The subsequent First Battle of the Marne was both a miracle and a massacre. While the British Expeditionary Force drove virtually unopposed between two German armies, creating absolute chaos in the enemy lines, French reinforcements were ferried to the front line from Paris by hundreds of the city's Renault taxis, a colossal joint undertaking between civilians and the military which transformed French pride and morale overnight. And yet, the last battle of the war to be fought in open countryside proved a charnel house for soldiers at the mercy of artillery and machine-guns; of two million men who fought on the Marne, half a million became casualties. Sergeant Thomas Painting of the King's Royal Rifle Corps recalled an entire battalion of elite German jagers surrendering at Hautevesnes, unwilling to lift their heads to shoot amid the hail of metal in the air. In spite of the carnage, Painter described a sense of elation at realising that "the Germans were not going to get their way."
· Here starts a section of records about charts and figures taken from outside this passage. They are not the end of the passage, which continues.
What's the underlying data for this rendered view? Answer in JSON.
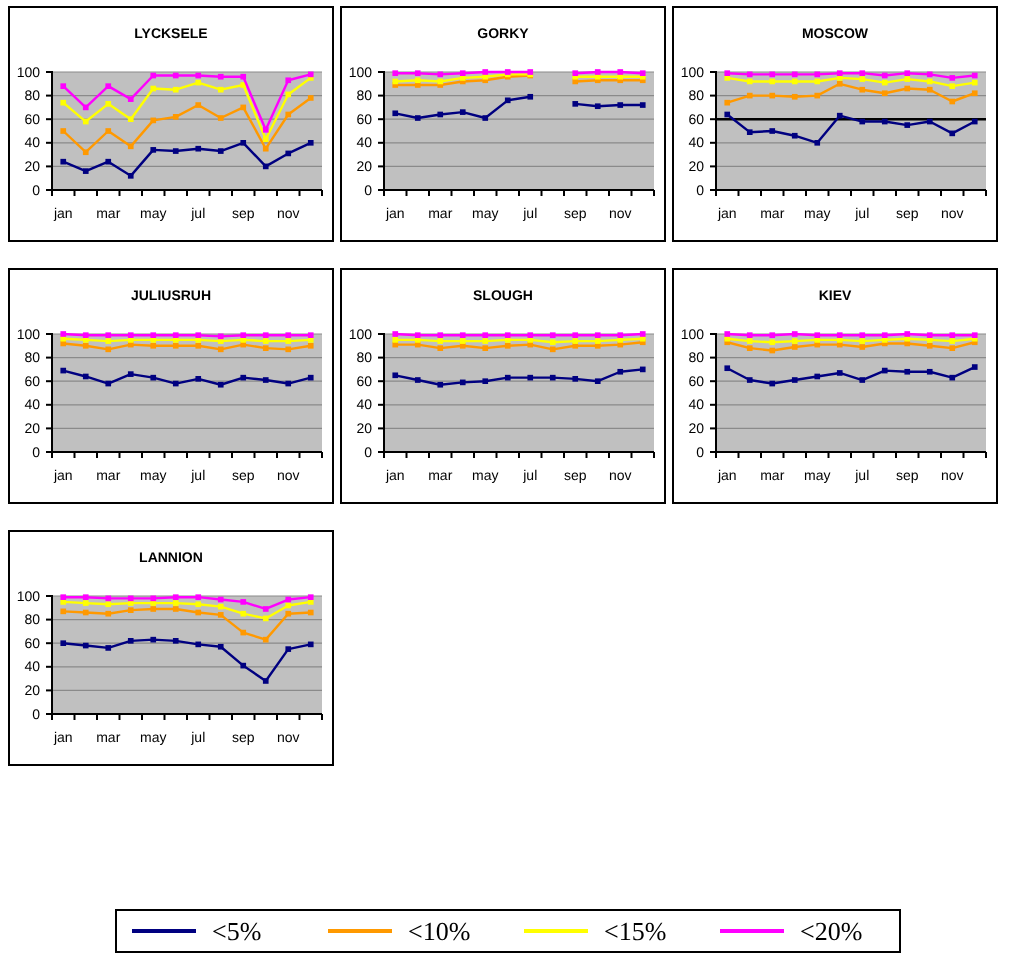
{
  "chart_data": [
    {
      "type": "line",
      "title": "LYCKSELE",
      "categories": [
        "jan",
        null,
        "mar",
        null,
        "may",
        null,
        "jul",
        null,
        "sep",
        null,
        "nov",
        null
      ],
      "ylim": [
        0,
        100
      ],
      "yticks": [
        0,
        20,
        40,
        60,
        80,
        100
      ],
      "grid": "y",
      "marker": "square",
      "legend": "bottom",
      "series": [
        {
          "name": "<5%",
          "color": "#000080",
          "values": [
            24,
            16,
            24,
            12,
            34,
            33,
            35,
            33,
            40,
            20,
            31,
            40
          ]
        },
        {
          "name": "<10%",
          "color": "#ff9900",
          "values": [
            50,
            32,
            50,
            37,
            59,
            62,
            72,
            61,
            70,
            35,
            64,
            78
          ]
        },
        {
          "name": "<15%",
          "color": "#ffff00",
          "values": [
            74,
            58,
            73,
            60,
            86,
            85,
            91,
            85,
            89,
            43,
            81,
            95
          ]
        },
        {
          "name": "<20%",
          "color": "#ff00ff",
          "values": [
            88,
            70,
            88,
            77,
            97,
            97,
            97,
            96,
            96,
            51,
            93,
            98
          ]
        }
      ]
    },
    {
      "type": "line",
      "title": "GORKY",
      "categories": [
        "jan",
        null,
        "mar",
        null,
        "may",
        null,
        "jul",
        null,
        "sep",
        null,
        "nov",
        null
      ],
      "ylim": [
        0,
        100
      ],
      "yticks": [
        0,
        20,
        40,
        60,
        80,
        100
      ],
      "grid": "y",
      "marker": "square",
      "series": [
        {
          "color": "#000080",
          "values": [
            65,
            61,
            64,
            66,
            61,
            76,
            79,
            null,
            73,
            71,
            72,
            72
          ]
        },
        {
          "color": "#ff9900",
          "values": [
            89,
            89,
            89,
            92,
            93,
            96,
            97,
            null,
            92,
            93,
            93,
            93
          ]
        },
        {
          "color": "#ffff00",
          "values": [
            92,
            93,
            92,
            95,
            96,
            98,
            98,
            null,
            96,
            96,
            96,
            96
          ]
        },
        {
          "color": "#ff00ff",
          "values": [
            99,
            99,
            98,
            99,
            100,
            100,
            100,
            null,
            99,
            100,
            100,
            99
          ]
        }
      ]
    },
    {
      "type": "line",
      "title": "MOSCOW",
      "categories": [
        "jan",
        null,
        "mar",
        null,
        "may",
        null,
        "jul",
        null,
        "sep",
        null,
        "nov",
        null
      ],
      "ylim": [
        0,
        100
      ],
      "yticks": [
        0,
        20,
        40,
        60,
        80,
        100
      ],
      "grid": "y",
      "marker": "square",
      "ref_lines": [
        {
          "axis": "y",
          "value": 60,
          "color": "#000000"
        }
      ],
      "series": [
        {
          "color": "#000080",
          "values": [
            64,
            49,
            50,
            46,
            40,
            63,
            58,
            58,
            55,
            58,
            48,
            58
          ]
        },
        {
          "color": "#ff9900",
          "values": [
            74,
            80,
            80,
            79,
            80,
            90,
            85,
            82,
            86,
            85,
            75,
            82
          ]
        },
        {
          "color": "#ffff00",
          "values": [
            95,
            92,
            92,
            92,
            92,
            95,
            94,
            91,
            94,
            92,
            88,
            91
          ]
        },
        {
          "color": "#ff00ff",
          "values": [
            99,
            98,
            98,
            98,
            98,
            99,
            99,
            97,
            99,
            98,
            95,
            97
          ]
        }
      ]
    },
    {
      "type": "line",
      "title": "JULIUSRUH",
      "categories": [
        "jan",
        null,
        "mar",
        null,
        "may",
        null,
        "jul",
        null,
        "sep",
        null,
        "nov",
        null
      ],
      "ylim": [
        0,
        100
      ],
      "yticks": [
        0,
        20,
        40,
        60,
        80,
        100
      ],
      "grid": "y",
      "marker": "square",
      "series": [
        {
          "color": "#000080",
          "values": [
            69,
            64,
            58,
            66,
            63,
            58,
            62,
            57,
            63,
            61,
            58,
            63
          ]
        },
        {
          "color": "#ff9900",
          "values": [
            92,
            90,
            87,
            91,
            90,
            90,
            90,
            87,
            91,
            88,
            87,
            90
          ]
        },
        {
          "color": "#ffff00",
          "values": [
            96,
            95,
            94,
            95,
            95,
            95,
            95,
            94,
            95,
            94,
            94,
            95
          ]
        },
        {
          "color": "#ff00ff",
          "values": [
            100,
            99,
            99,
            99,
            99,
            99,
            99,
            98,
            99,
            99,
            99,
            99
          ]
        }
      ]
    },
    {
      "type": "line",
      "title": "SLOUGH",
      "categories": [
        "jan",
        null,
        "mar",
        null,
        "may",
        null,
        "jul",
        null,
        "sep",
        null,
        "nov",
        null
      ],
      "ylim": [
        0,
        100
      ],
      "yticks": [
        0,
        20,
        40,
        60,
        80,
        100
      ],
      "grid": "y",
      "marker": "square",
      "series": [
        {
          "color": "#000080",
          "values": [
            65,
            61,
            57,
            59,
            60,
            63,
            63,
            63,
            62,
            60,
            68,
            70
          ]
        },
        {
          "color": "#ff9900",
          "values": [
            91,
            91,
            88,
            90,
            88,
            90,
            91,
            87,
            90,
            90,
            91,
            93
          ]
        },
        {
          "color": "#ffff00",
          "values": [
            95,
            95,
            94,
            94,
            94,
            95,
            95,
            93,
            94,
            94,
            95,
            96
          ]
        },
        {
          "color": "#ff00ff",
          "values": [
            100,
            99,
            99,
            99,
            99,
            99,
            99,
            99,
            99,
            99,
            99,
            100
          ]
        }
      ]
    },
    {
      "type": "line",
      "title": "KIEV",
      "categories": [
        "jan",
        null,
        "mar",
        null,
        "may",
        null,
        "jul",
        null,
        "sep",
        null,
        "nov",
        null
      ],
      "ylim": [
        0,
        100
      ],
      "yticks": [
        0,
        20,
        40,
        60,
        80,
        100
      ],
      "grid": "y",
      "marker": "square",
      "series": [
        {
          "color": "#000080",
          "values": [
            71,
            61,
            58,
            61,
            64,
            67,
            61,
            69,
            68,
            68,
            63,
            72
          ]
        },
        {
          "color": "#ff9900",
          "values": [
            93,
            88,
            86,
            89,
            91,
            91,
            89,
            92,
            92,
            90,
            88,
            93
          ]
        },
        {
          "color": "#ffff00",
          "values": [
            96,
            94,
            93,
            94,
            95,
            95,
            94,
            95,
            96,
            95,
            94,
            96
          ]
        },
        {
          "color": "#ff00ff",
          "values": [
            100,
            99,
            99,
            100,
            99,
            99,
            99,
            99,
            100,
            99,
            99,
            99
          ]
        }
      ]
    },
    {
      "type": "line",
      "title": "LANNION",
      "categories": [
        "jan",
        null,
        "mar",
        null,
        "may",
        null,
        "jul",
        null,
        "sep",
        null,
        "nov",
        null
      ],
      "ylim": [
        0,
        100
      ],
      "yticks": [
        0,
        20,
        40,
        60,
        80,
        100
      ],
      "grid": "y",
      "marker": "square",
      "series": [
        {
          "color": "#000080",
          "values": [
            60,
            58,
            56,
            62,
            63,
            62,
            59,
            57,
            41,
            28,
            55,
            59
          ]
        },
        {
          "color": "#ff9900",
          "values": [
            87,
            86,
            85,
            88,
            89,
            89,
            86,
            84,
            69,
            63,
            85,
            86
          ]
        },
        {
          "color": "#ffff00",
          "values": [
            95,
            94,
            93,
            94,
            94,
            94,
            93,
            91,
            85,
            81,
            92,
            95
          ]
        },
        {
          "color": "#ff00ff",
          "values": [
            99,
            99,
            98,
            98,
            98,
            99,
            99,
            97,
            95,
            89,
            97,
            99
          ]
        }
      ]
    }
  ]
}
Because the Marne was also the death of Germany's plan to capture Paris and force an early end to the war. In fact, if the British and French commanders had only realised just how devastating their initial breakthrough was (when he realised the full extent of the catastrophe facing his reeling forces, German general Helmuth von Moltke actually suffered a nervous breakdown), they could have inflicted a crushing defeat which may have ended the war early on terms favourable to the Entente. But some quick thinking by German officers enabled the defeated armies to retreat and regroup on the River Aisne some thirty miles to the north, where they immediately began to dig a complex system of interconnected trenches and saps stretching for hundreds of miles across the front. The war would not be won by Christmas. The British Army would not be going home. Battles would no longer hinge on movement and grand tactics, but on technological innovation and bloody attrition.

The course of the next four years was largely decided that day in September 1914, and few who fought on the Marne would live to see the madness to its conclusion.